24.05.2016, 11:27 Uhr

Zwei neue Poller für die Stadt

Verkehrsstadtrat Johann Padutsch und Poller-Beauftragter Christian Morgner am Ursulinenplatz (Ausfahrt Gstättengasse). (Foto: Stadt Salzburg)

Poller schützen die Gstättengasse vor illegalen Zufahrten

SALZBURG (lg). Die zweiundzwanzigste Poller-Anlage in der Salzburger Altstadt ging heute im Bereich Gstättengasse beim Ursulinenplatz in Betrieb. Rund 65.000 Euro wurden in die zwei versenkbaren Poller investiert.

Bewohnerparkplätze wurden blockiert

„Sie schützen nun die Gstättengasse vor illegalen Zufahrten vom Ursulinenplatz aus gegen die Einbahn und helfen das hier grassierende Parkproblem in den Griff zu kriegen“, erläutert Verkehrsstadtrat Johann Padutsch (Bürgerliste). „Durch Besucher der Lokalmeile und des Veranstaltungszentrums wurden die Bewohnerparkflächen insbesondere an Abenden immer wieder unrechtmäßig blockiert. Da hätte es ständig massiven Polizei- und Wachdienst-Einsatz gebraucht", so Padutsch, der sich, ebenso wie Poller-Beauftragter Christian Morgner, weitere versenkbare „Silberpfeile“ in belasteten Straßenzügen, beispielsweise in Wohngebieten „gut vorstellen kann“.

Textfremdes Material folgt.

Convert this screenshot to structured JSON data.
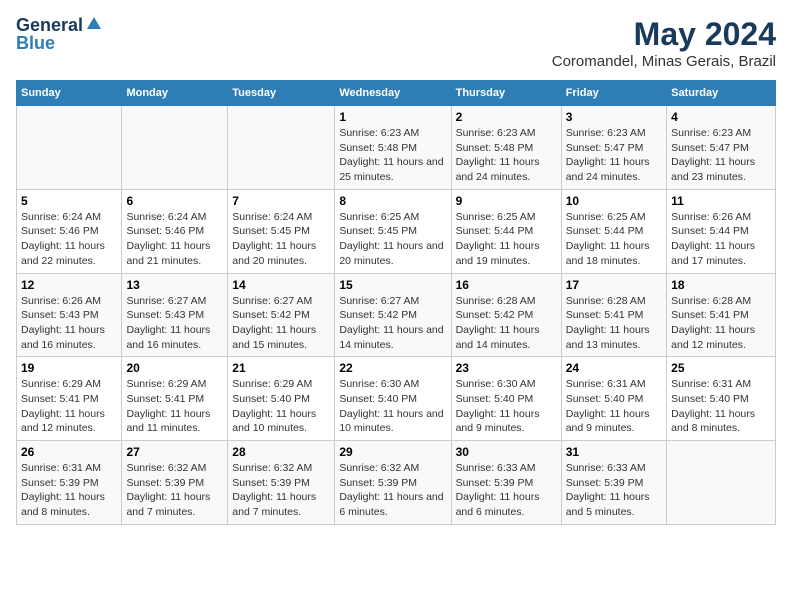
{
  "header": {
    "logo_general": "General",
    "logo_blue": "Blue",
    "title": "May 2024",
    "subtitle": "Coromandel, Minas Gerais, Brazil"
  },
  "weekdays": [
    "Sunday",
    "Monday",
    "Tuesday",
    "Wednesday",
    "Thursday",
    "Friday",
    "Saturday"
  ],
  "weeks": [
    [
      {
        "day": "",
        "sunrise": "",
        "sunset": "",
        "daylight": ""
      },
      {
        "day": "",
        "sunrise": "",
        "sunset": "",
        "daylight": ""
      },
      {
        "day": "",
        "sunrise": "",
        "sunset": "",
        "daylight": ""
      },
      {
        "day": "1",
        "sunrise": "Sunrise: 6:23 AM",
        "sunset": "Sunset: 5:48 PM",
        "daylight": "Daylight: 11 hours and 25 minutes."
      },
      {
        "day": "2",
        "sunrise": "Sunrise: 6:23 AM",
        "sunset": "Sunset: 5:48 PM",
        "daylight": "Daylight: 11 hours and 24 minutes."
      },
      {
        "day": "3",
        "sunrise": "Sunrise: 6:23 AM",
        "sunset": "Sunset: 5:47 PM",
        "daylight": "Daylight: 11 hours and 24 minutes."
      },
      {
        "day": "4",
        "sunrise": "Sunrise: 6:23 AM",
        "sunset": "Sunset: 5:47 PM",
        "daylight": "Daylight: 11 hours and 23 minutes."
      }
    ],
    [
      {
        "day": "5",
        "sunrise": "Sunrise: 6:24 AM",
        "sunset": "Sunset: 5:46 PM",
        "daylight": "Daylight: 11 hours and 22 minutes."
      },
      {
        "day": "6",
        "sunrise": "Sunrise: 6:24 AM",
        "sunset": "Sunset: 5:46 PM",
        "daylight": "Daylight: 11 hours and 21 minutes."
      },
      {
        "day": "7",
        "sunrise": "Sunrise: 6:24 AM",
        "sunset": "Sunset: 5:45 PM",
        "daylight": "Daylight: 11 hours and 20 minutes."
      },
      {
        "day": "8",
        "sunrise": "Sunrise: 6:25 AM",
        "sunset": "Sunset: 5:45 PM",
        "daylight": "Daylight: 11 hours and 20 minutes."
      },
      {
        "day": "9",
        "sunrise": "Sunrise: 6:25 AM",
        "sunset": "Sunset: 5:44 PM",
        "daylight": "Daylight: 11 hours and 19 minutes."
      },
      {
        "day": "10",
        "sunrise": "Sunrise: 6:25 AM",
        "sunset": "Sunset: 5:44 PM",
        "daylight": "Daylight: 11 hours and 18 minutes."
      },
      {
        "day": "11",
        "sunrise": "Sunrise: 6:26 AM",
        "sunset": "Sunset: 5:44 PM",
        "daylight": "Daylight: 11 hours and 17 minutes."
      }
    ],
    [
      {
        "day": "12",
        "sunrise": "Sunrise: 6:26 AM",
        "sunset": "Sunset: 5:43 PM",
        "daylight": "Daylight: 11 hours and 16 minutes."
      },
      {
        "day": "13",
        "sunrise": "Sunrise: 6:27 AM",
        "sunset": "Sunset: 5:43 PM",
        "daylight": "Daylight: 11 hours and 16 minutes."
      },
      {
        "day": "14",
        "sunrise": "Sunrise: 6:27 AM",
        "sunset": "Sunset: 5:42 PM",
        "daylight": "Daylight: 11 hours and 15 minutes."
      },
      {
        "day": "15",
        "sunrise": "Sunrise: 6:27 AM",
        "sunset": "Sunset: 5:42 PM",
        "daylight": "Daylight: 11 hours and 14 minutes."
      },
      {
        "day": "16",
        "sunrise": "Sunrise: 6:28 AM",
        "sunset": "Sunset: 5:42 PM",
        "daylight": "Daylight: 11 hours and 14 minutes."
      },
      {
        "day": "17",
        "sunrise": "Sunrise: 6:28 AM",
        "sunset": "Sunset: 5:41 PM",
        "daylight": "Daylight: 11 hours and 13 minutes."
      },
      {
        "day": "18",
        "sunrise": "Sunrise: 6:28 AM",
        "sunset": "Sunset: 5:41 PM",
        "daylight": "Daylight: 11 hours and 12 minutes."
      }
    ],
    [
      {
        "day": "19",
        "sunrise": "Sunrise: 6:29 AM",
        "sunset": "Sunset: 5:41 PM",
        "daylight": "Daylight: 11 hours and 12 minutes."
      },
      {
        "day": "20",
        "sunrise": "Sunrise: 6:29 AM",
        "sunset": "Sunset: 5:41 PM",
        "daylight": "Daylight: 11 hours and 11 minutes."
      },
      {
        "day": "21",
        "sunrise": "Sunrise: 6:29 AM",
        "sunset": "Sunset: 5:40 PM",
        "daylight": "Daylight: 11 hours and 10 minutes."
      },
      {
        "day": "22",
        "sunrise": "Sunrise: 6:30 AM",
        "sunset": "Sunset: 5:40 PM",
        "daylight": "Daylight: 11 hours and 10 minutes."
      },
      {
        "day": "23",
        "sunrise": "Sunrise: 6:30 AM",
        "sunset": "Sunset: 5:40 PM",
        "daylight": "Daylight: 11 hours and 9 minutes."
      },
      {
        "day": "24",
        "sunrise": "Sunrise: 6:31 AM",
        "sunset": "Sunset: 5:40 PM",
        "daylight": "Daylight: 11 hours and 9 minutes."
      },
      {
        "day": "25",
        "sunrise": "Sunrise: 6:31 AM",
        "sunset": "Sunset: 5:40 PM",
        "daylight": "Daylight: 11 hours and 8 minutes."
      }
    ],
    [
      {
        "day": "26",
        "sunrise": "Sunrise: 6:31 AM",
        "sunset": "Sunset: 5:39 PM",
        "daylight": "Daylight: 11 hours and 8 minutes."
      },
      {
        "day": "27",
        "sunrise": "Sunrise: 6:32 AM",
        "sunset": "Sunset: 5:39 PM",
        "daylight": "Daylight: 11 hours and 7 minutes."
      },
      {
        "day": "28",
        "sunrise": "Sunrise: 6:32 AM",
        "sunset": "Sunset: 5:39 PM",
        "daylight": "Daylight: 11 hours and 7 minutes."
      },
      {
        "day": "29",
        "sunrise": "Sunrise: 6:32 AM",
        "sunset": "Sunset: 5:39 PM",
        "daylight": "Daylight: 11 hours and 6 minutes."
      },
      {
        "day": "30",
        "sunrise": "Sunrise: 6:33 AM",
        "sunset": "Sunset: 5:39 PM",
        "daylight": "Daylight: 11 hours and 6 minutes."
      },
      {
        "day": "31",
        "sunrise": "Sunrise: 6:33 AM",
        "sunset": "Sunset: 5:39 PM",
        "daylight": "Daylight: 11 hours and 5 minutes."
      },
      {
        "day": "",
        "sunrise": "",
        "sunset": "",
        "daylight": ""
      }
    ]
  ]
}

Nächster Poller beim Landestheater

Wer also bei der Poller-Anlage in korrekter Richtung, nämlich von der Gstättengasse kommend über den Ursulinenplatz ausfahren möchte, kann dies Montag bis Freitag von sieben bis 19 Uhr sowie Samstag von sieben bis 16 Uhr, tun: die Poller senken sich automatisch. Außerhalb dieser Zeiten ist ein Handsender bzw. Code zum Absenken nötig.
Demnächst gibt es den Amtsbericht für eine weitere Poller-Anlage beim Landestheater. Konkret soll die Einfahrt zum Mirabellgarten damit versehen werden. Hier geht es um die Vermeidung von illegalem Parken sowie die Sicherung der Feuerwehr-Zufahrt.

ÖVP kritisiert die Poller

Kritik an der "Zinne Nummer 22 in der Poller-Festung Salzburg" kommt von ÖVP-Klubobmann Christoph Fuchs. „Neben einer Kostenlawine aufgrund der vielen Pannen und Unfälle haben die Poller auch zu einer Bürokratielawine geführt, die seinesgleichen sucht. Die Zeche zahlen seit Beginn der Poller-Ära die Bewohner, Unternehmer, Lieferanten, Veranstalter und Hotels in der Altstadt“, betont Fuchs.